When you employ staff you must give them a certain amount of time off and pay them for that time. By law, you must give your staff 5.6 weeks of holiday a year – this is their statutory holiday. 

For full-time staff working five days a week this is 5 x 5.6 = 28 days holiday. For staff working six days a week it is capped at 28 days.

For part-time staff the amount of holiday is pro-rated depending on the days they work.  For example, if they work four days week it is 4 x 5.6 = 22.4 days (rounded up to the nearest half day).

Holiday starts to accrue from the moment an employee starts working for you, at a rate of 1/12 their annual entitlement each month. You can choose to give your employees more holiday above the statutory entitlement as part of the package of benefits you offer them.

As you can see, the calculations for how much holiday is owed are relatively straightforward if your staff are full or part-time. Calculating holiday entitlement and pay becomes more complicated when you have staff who work irregular hours or shifts.

How much should you pay employees for holiday?

Your staff will receive normal pay for any annual leave they take, so the amount they are paid is the same as if they were actually working.

Working pattern and pay 

If you have staff who work regular hours and have fixed rates of pay then the amount they receive will be the same as the hours they work. So, for someone who works full-time and takes a week’s holiday they will receive a week’s pay. If they work part-time for three days a week, then they will receive what they ordinarily would for three days’ work.

However, if you have someone who has an irregular working pattern and doesn’t work the same hours each week, then their holiday entitlement and pay will be calculated by taking their average weekly hours over the previous 12 weeks multiplied by their average hourly pay.

Calculating holiday pay in hours

For some staff it might be easier to calculate how much holiday pay they should receive in hours rather than days, for example, where someone works a compressed week and works 37 hours in four days instead of five. It’s also often easier to calculate in hours as they are accrued if a member of staff works very irregular hours or on a casual basis.
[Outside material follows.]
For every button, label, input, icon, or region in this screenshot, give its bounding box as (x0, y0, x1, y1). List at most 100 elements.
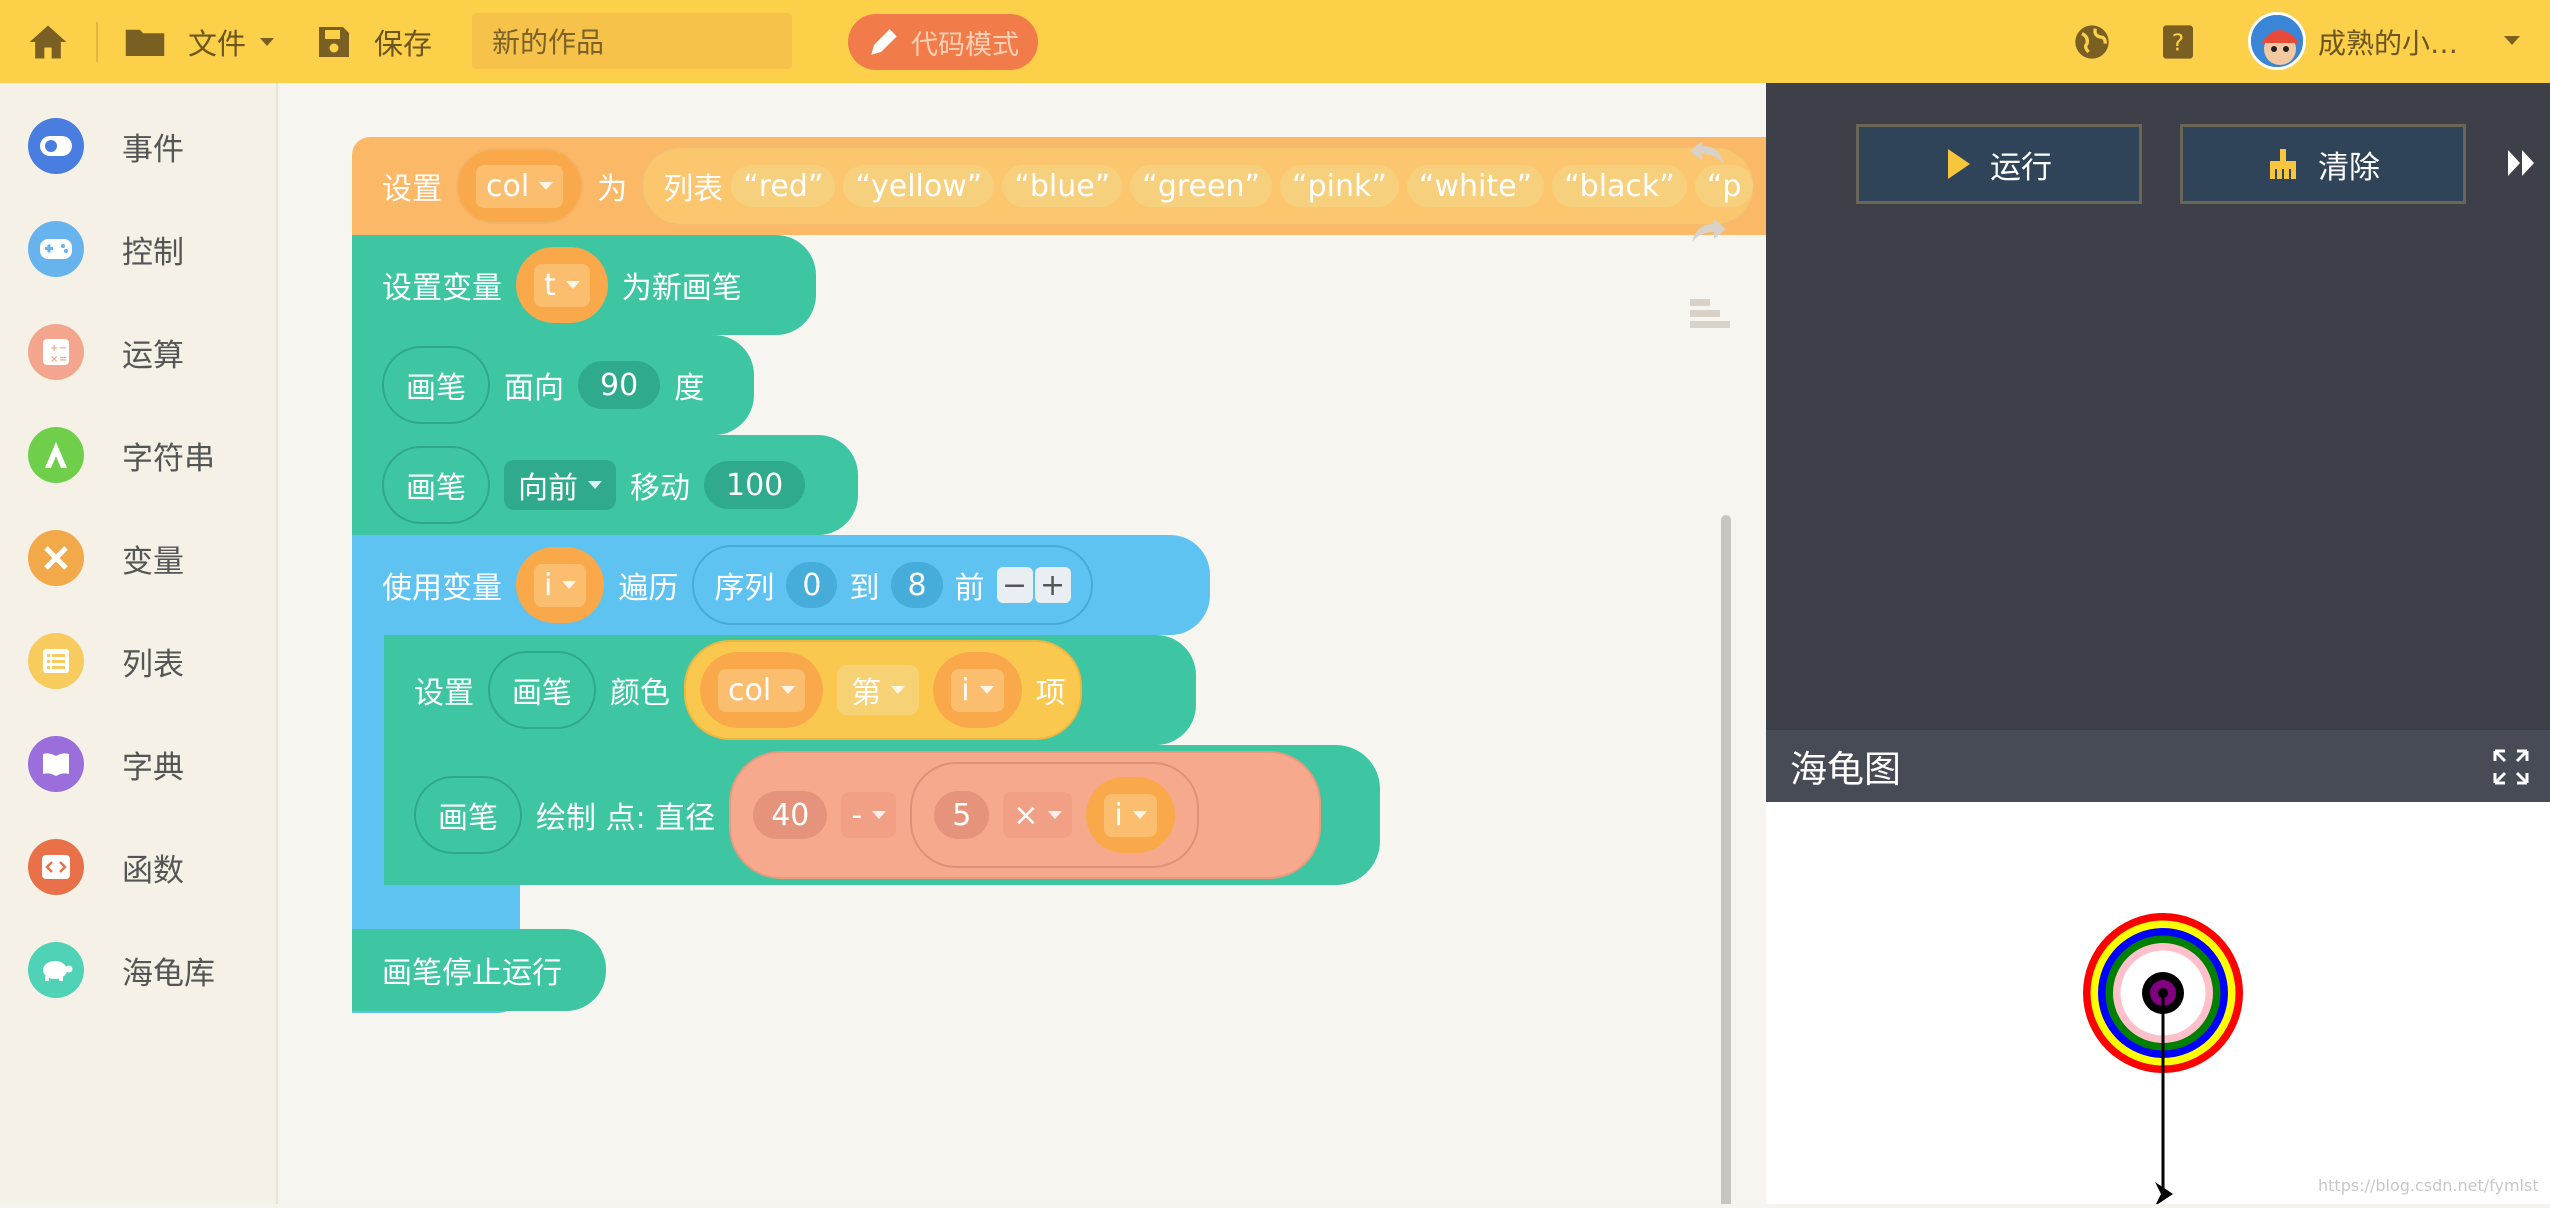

In these instances, the 5.6 weeks entitlement a year is equivalent to 12.07% of hours worked during the course of a year.

So, if someone works 15 hours they would be entitled to (12.07/100 x 15 = 1.81 hours = 108.6 minutes).

Confused? Our free online holiday calculator can help - it does the hard work for you and makes calculating holiday a breeze.

Rolled up holiday pay and when it applies

Rolled up holiday pay is when an employer pays holiday pay in the normal pay pack of a worker throughout the time they are working but doesn’t pay them when they are actually on holiday.

However, although some employers still use it, particularly those where staff are required to work during term time and take their breaks in term time holidays, it has now been ruled unlawful after a number of court cases.

The main reason for it no longer being lawful is because it defeats the provision in the EU  Working Time Directive which provides for “paid for” holiday leave.

In one of the most recent cases the European Court of Justice (ECJ) ruled it could still be technically lawful if the system was completely transparent, the holiday pay part was recorded separately to the basic pay on a payslip and if there was provision in place to ensure workers did take their allowance.

So, while the system is technically unlawful, any sums already paid under a transparent scheme could be offset against any claim for unpaid holiday. The ECJ has offered no advice as to how long these “set off” periods will apply so employers may or may not be liable.

The problem with this is if a worker successfully argues breach of the Working Time Directive, they could be entitled to compensation which would mean an employer would effectively have to pay them twice for annual leave.

With that in mind, it is far better for employers to avoid rolled up pay altogether and calculate holiday pay for irregular or casual workers using the average hours worked in the 12-week period prior to holiday being taken. There is online HR software which can help keep track of hours and make the calculations for you.